由于您要检查的网站是由不同的人创建的,因此不可能有一个单一的线路来检测大量网站上的链接是否损坏。
我建议您为每个站点创建一个简单的函数,以检测该特定站点的链接是否损坏。当您要检查链接时,您将根据域名决定在外部站点的 HTML 上运行哪个函数。
You can use parse_url() to extract the domain/host from the file links:
// Get your url from the database. Here I'll just set it:
$file_url_from_database = 'http://example.com/link/to/file?var=1&hello=world#file'
$parsed_link = parse_url($file_url_from_database);
$domain = $parsed_link['host']; // $domain now equals 'example.com'
You could store the function names in an associative array and call them that way:
function check_domain_com(){ ... }
function check_example_com(){ ... }
$link_checkers = array();
$link_checkers['domain.com'] = 'check_domain_com';
$link_checkers['example.com'] = 'check_example_com';
or store the functions in the array (PHP >=5.3).
$link_checkers = array();
$link_checkers['domain.com'] = function(){ ... };
$link_checkers['example.com'] = function(){ ... };
and call these with
if(isset($link_checkers[$domain]))
// call the function stored under the index 'example.com'
call_user_func($link_checkers[$domain]);
else
throw( new Exception("I don't know how to check the domain $domain") );
Alternatively you could just use a bunch of if statements
if($domain == 'domain.com')
check_domain_com();
else if($domain == 'example.com')
check_example_com(); // this function is called
The functions could return a boolean (true or false; 0 or 1) to use, or call another function themselves if needed (for example to add an extra CSS class to broken links).
I did something similar recently, though I was fetching metadata for stock photography from multiple sites. I used an abstract class because I had a few functions to run for each site.
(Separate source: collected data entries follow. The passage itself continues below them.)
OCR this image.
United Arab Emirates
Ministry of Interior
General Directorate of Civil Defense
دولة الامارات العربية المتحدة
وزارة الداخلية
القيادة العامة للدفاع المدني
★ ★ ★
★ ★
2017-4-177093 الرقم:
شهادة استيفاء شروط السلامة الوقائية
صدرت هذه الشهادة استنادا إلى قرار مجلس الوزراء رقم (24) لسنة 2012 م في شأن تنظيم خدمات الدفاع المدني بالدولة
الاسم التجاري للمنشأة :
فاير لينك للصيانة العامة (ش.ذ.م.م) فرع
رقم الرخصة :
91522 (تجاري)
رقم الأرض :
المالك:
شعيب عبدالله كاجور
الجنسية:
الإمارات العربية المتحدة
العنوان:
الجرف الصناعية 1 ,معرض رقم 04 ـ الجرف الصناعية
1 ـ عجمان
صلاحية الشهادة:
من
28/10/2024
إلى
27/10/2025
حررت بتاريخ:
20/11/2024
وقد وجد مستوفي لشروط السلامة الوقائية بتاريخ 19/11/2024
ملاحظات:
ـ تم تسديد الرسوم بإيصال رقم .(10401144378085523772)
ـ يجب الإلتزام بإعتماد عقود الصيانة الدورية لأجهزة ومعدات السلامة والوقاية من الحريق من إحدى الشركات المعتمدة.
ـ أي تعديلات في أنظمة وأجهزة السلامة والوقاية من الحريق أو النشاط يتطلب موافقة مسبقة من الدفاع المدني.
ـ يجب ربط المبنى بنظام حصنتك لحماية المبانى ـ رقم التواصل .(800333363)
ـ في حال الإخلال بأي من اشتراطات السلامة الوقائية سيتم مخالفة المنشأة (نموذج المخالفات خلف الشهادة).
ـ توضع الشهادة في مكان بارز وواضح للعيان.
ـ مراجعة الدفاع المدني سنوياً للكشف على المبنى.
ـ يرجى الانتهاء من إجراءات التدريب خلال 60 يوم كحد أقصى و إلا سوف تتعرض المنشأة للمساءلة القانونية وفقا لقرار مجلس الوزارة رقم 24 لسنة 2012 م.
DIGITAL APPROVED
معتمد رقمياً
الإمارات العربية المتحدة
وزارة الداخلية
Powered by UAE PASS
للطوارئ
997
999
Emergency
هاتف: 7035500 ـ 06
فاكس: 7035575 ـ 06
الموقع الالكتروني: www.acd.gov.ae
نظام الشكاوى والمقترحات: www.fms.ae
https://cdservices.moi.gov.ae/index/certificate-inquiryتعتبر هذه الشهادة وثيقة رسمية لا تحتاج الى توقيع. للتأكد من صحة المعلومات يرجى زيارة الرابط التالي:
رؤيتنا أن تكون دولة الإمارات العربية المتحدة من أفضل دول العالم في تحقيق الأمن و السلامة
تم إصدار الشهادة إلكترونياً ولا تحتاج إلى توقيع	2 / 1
As a side note, it would be wise to store the last checked date in your database and limit the checking rate to something like 24 or 48 hours (or further apart depending on your needs).
Edit to clarify implementation a little:
As making HTTP requests to other websites is potentially very slow, you will want to check and update link statuses independently of page loads. You could achieve this like this:
- A script could run every 12 hours and check all links from the database that were last checked more than 24 hours ago. For each 'old' link, it would update the
active
and last_checked
columns in your database appropriately.
- When someone requests a page, your script would read from the
active
column in your database instead of downloading the remote page to check every time.
- (extra thought) When a new link is submitted, it is checked immediately in the script, or added to a queue to be checked by the server as soon as possible.
As people can easily click a link to check it's current state, it would be redundant to allow them to click a button to check from your page (nothing against the idea though).
Note that the potentially resource-heavy update-all script should not be executable (accessible) via web.